Se quelle sulla Nazione e lo Stato possono sembrare mere astrazioni teoriche, i più gravi problemi sono legati alla visione “sociale” di Fratelli d’Italia. Destra sociale significa considerare il lavoro un diritto-dovere che funge da strumento d’elevazione sociale e morale del popolo; dunque favorire l’elevazione e l’evoluzione sociale degli strati più bassi della popolazione. I valori della destra sono quindi intrinsecamente legati ad una “ascesa” del popolo e non ad un livellamento verso il basso, al culto della massa informe, all’apologia dell’elettore “analfabeta” contrapposto alla cultura in generale perché simbolo delle élites. Questo a dimostrazione di quanto il germe del “populismo”, estraneo alla nostra cultura politica, abbia contaminato il processo evolutivo della destra italiana.
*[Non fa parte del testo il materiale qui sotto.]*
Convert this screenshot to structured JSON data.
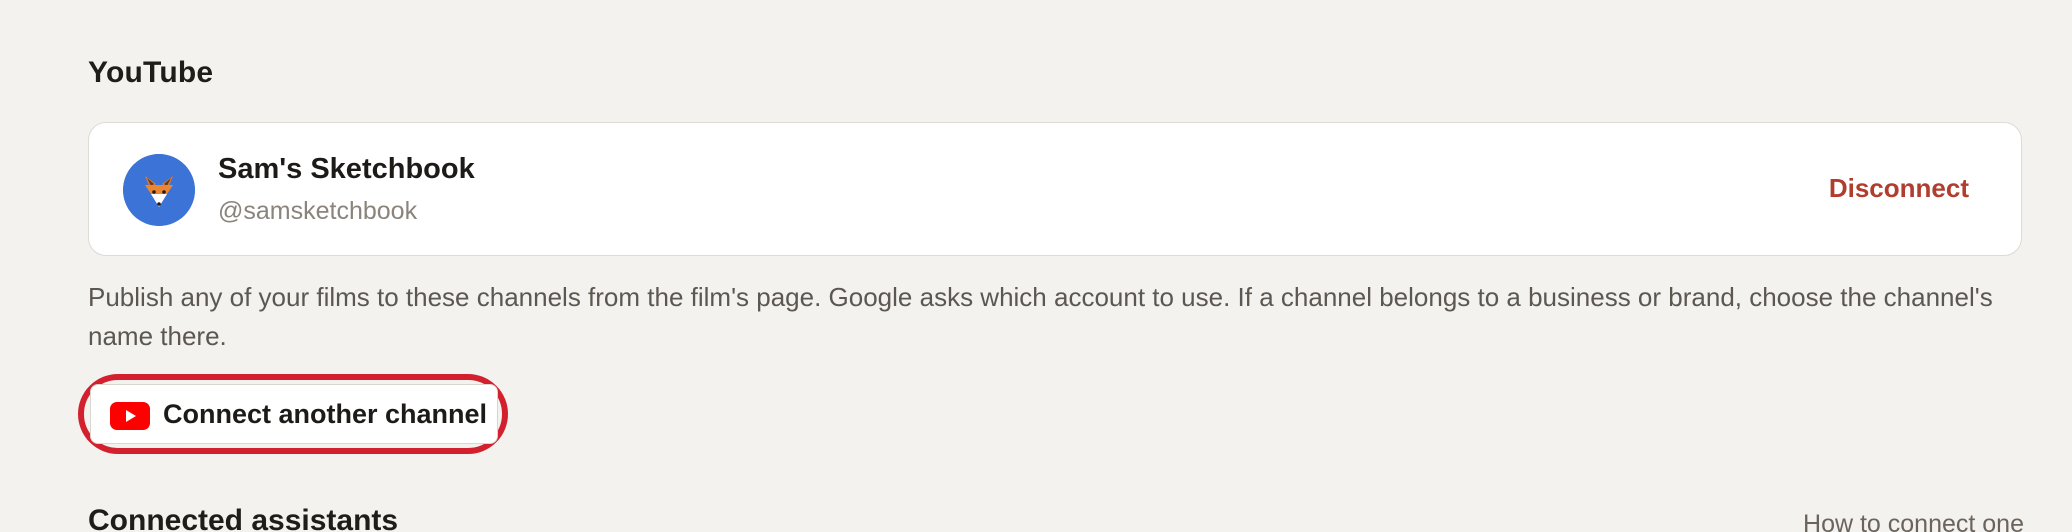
{
  "youtube": {
    "section_title": "YouTube",
    "channel": {
      "name": "Sam's Sketchbook",
      "handle": "@samsketchbook",
      "disconnect_label": "Disconnect",
      "avatar_icon": "fox-avatar-icon"
    },
    "help_text": "Publish any of your films to these channels from the film's page. Google asks which account to use. If a channel belongs to a business or brand, choose the channel's name there.",
    "connect_button": {
      "label": "Connect another channel",
      "icon": "youtube-icon"
    }
  },
  "assistants": {
    "section_title": "Connected assistants",
    "help_link": "How to connect one"
  },
  "colors": {
    "background": "#f4f2ef",
    "disconnect": "#b13d2f",
    "highlight_ring": "#d3202e",
    "youtube_red": "#ff0000",
    "avatar_blue": "#3b73d6"
  }
}
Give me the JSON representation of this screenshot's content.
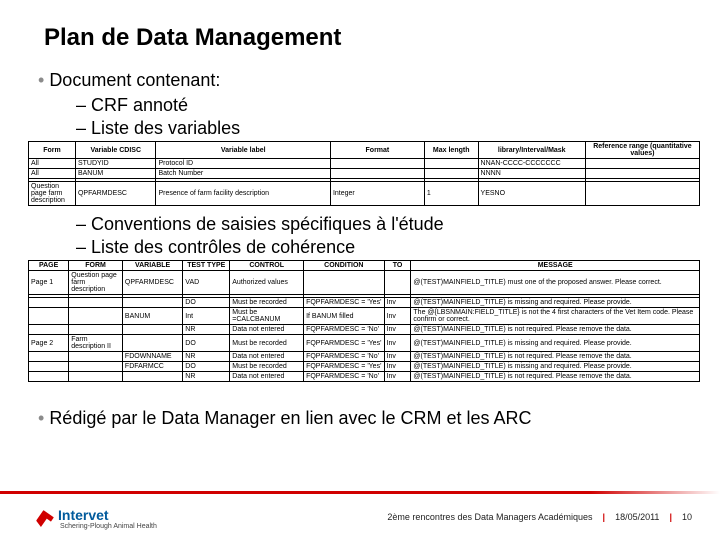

Veniamo ora al punto focale di questa riflessione: la percezione popolare di Giorgia Meloni e del partito. Donna, giovane e capace di arrivare dritta al cuore delle persone, questa è Giorgia Meloni, presidente di Fratelli d’Italia. La presenza nei talk show e sui giornali, accompagnata da un apparato social di tutto rispetto, consente alla Meloni di “arrivare a tutti”, di farsi conoscere non solo come politica ma anche come persona, creando empatia tra lei e lo spettatore-lettore-elettore. L’ex ministro della Gioventù avrebbe tutte le caratteristiche per emergere, tranne un partito capace di sostenerla. La sterilità culturale, o meglio, l’incapacità di elaborare il pensiero della destra moderna, ha costretto FdI a “ripiegarsi” attorno al proprio leader finendo per rimanerne schiacciato dalla dirompente personalità e dal consenso che riesce a smuovere.
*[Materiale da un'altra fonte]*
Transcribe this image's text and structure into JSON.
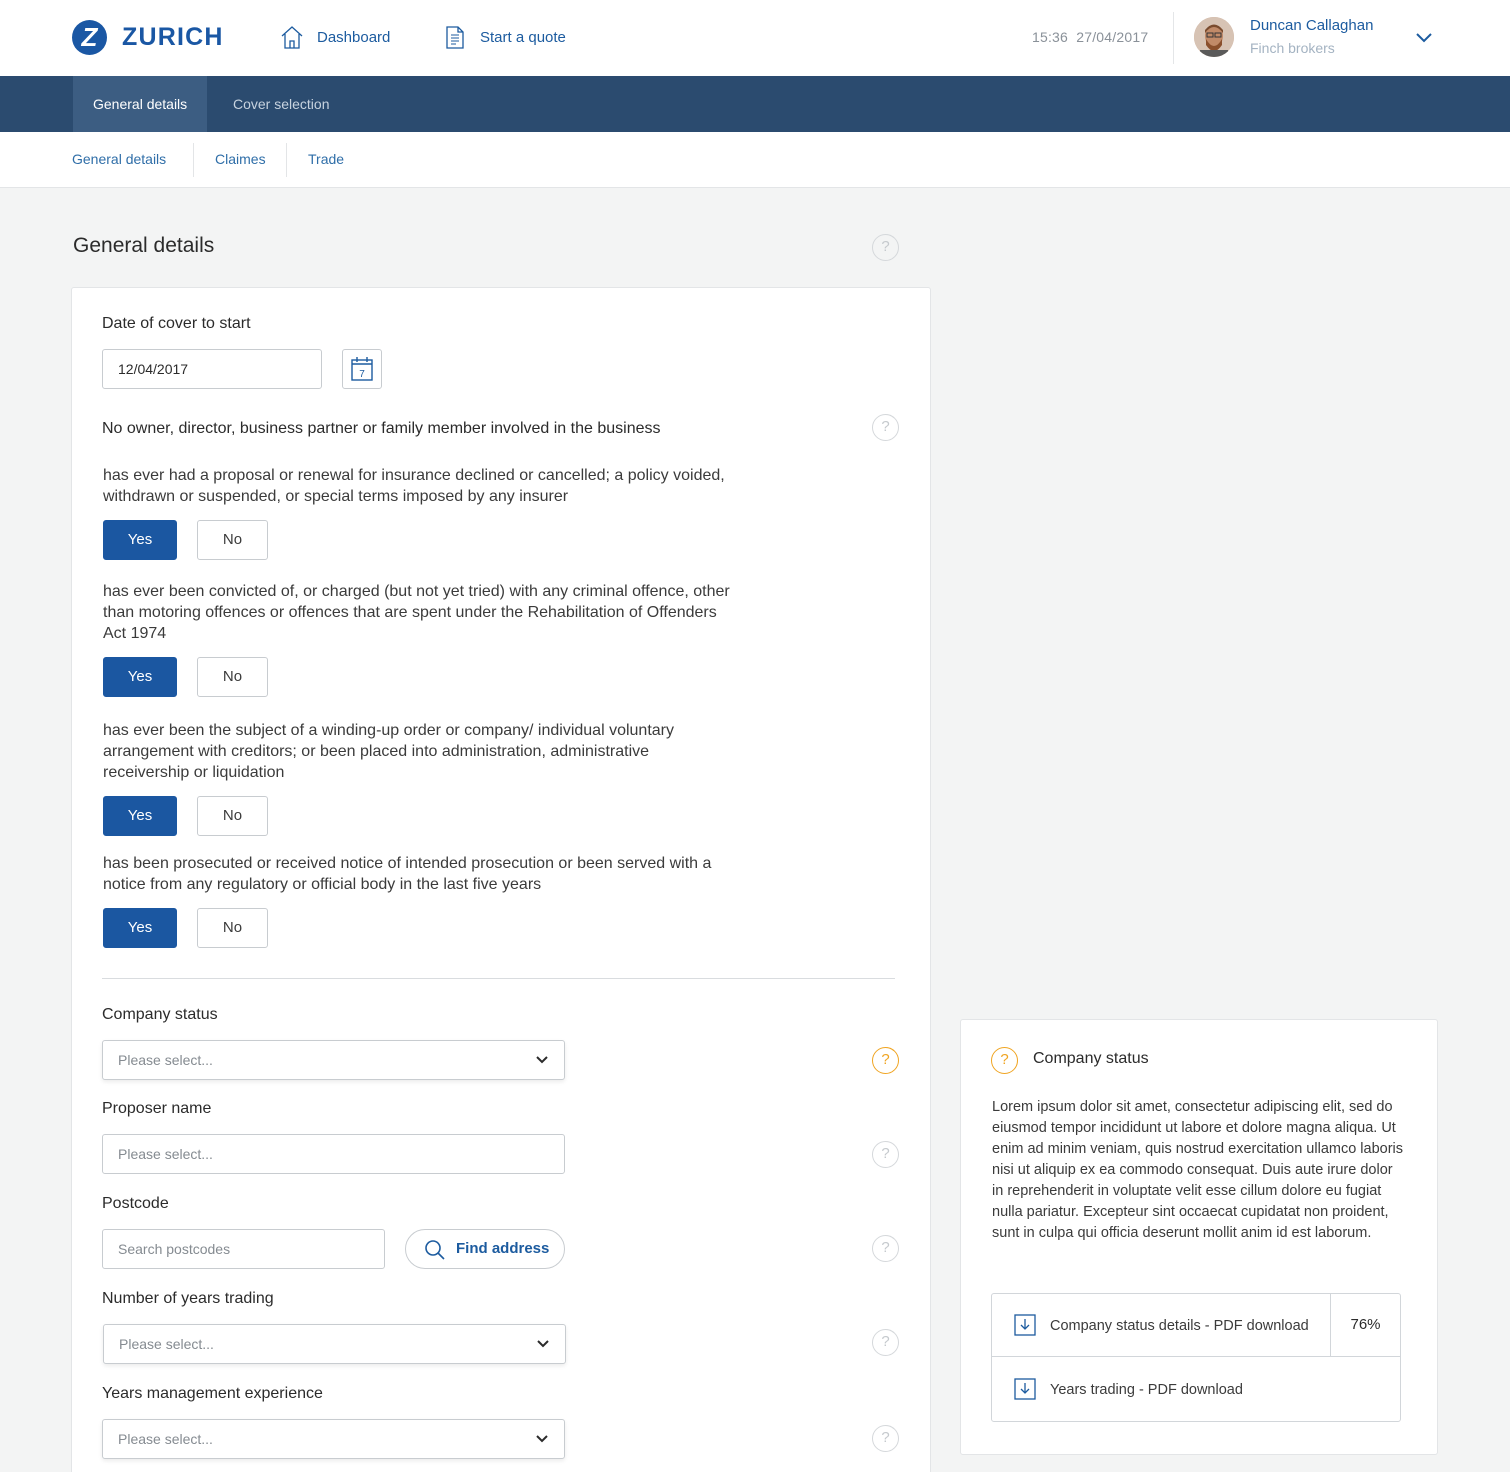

La Meloni assume così la fisionomia di quello che Marcello Veneziani ha giustamente definito “leader opinionista”, cioè un politico che riscuote il consenso dei cittadini ma che l’opinione pubblica non riesce a collegare ad una determinata forza politica. Insomma, è in atto un perverso meccanismo per cui Giorgia Meloni e Fratelli d’Italia sono percepite come due realtà distinte e separate, quasi che la prima non ricoprisse la carica di presidente del partito. Quasi con certezza si può affermare che Giorgia Meloni sia un’alternativa al centrodestra “gerontocratico” di Silvio Berlusconi, ma per concretizzare questa alternativa – che per ora resta una grande speranza – è necessario che Fratelli d’Italia si liberi delle sue zavorre, torni a rappresentare i reali interessi dell’Italia e non più quelli percepiti come tali. In FdI esiste un “problema-partito” acuitosi con gli ultimi risultati elettorali – con Roma ridotta ad “isola felice” nel mezzo della tempesta – e che sicuramente va affrontato da più angolazioni (da quello ideologico a quello comunicativo, passando per la prassi politica quotidiana) senza rimandare la sua risoluzione ad infinitum. Il prezzo da pagare per non voler correggere questi errori sarebbe troppo alto, cioè quello di condannare il potenziale leader del centrodestra italiano a restare un’eterna promessa pur avendo tutte le qualità per ribaltare il “duopolio” PD-M5S cui l’Italia sarà condannata per i prossimi anni.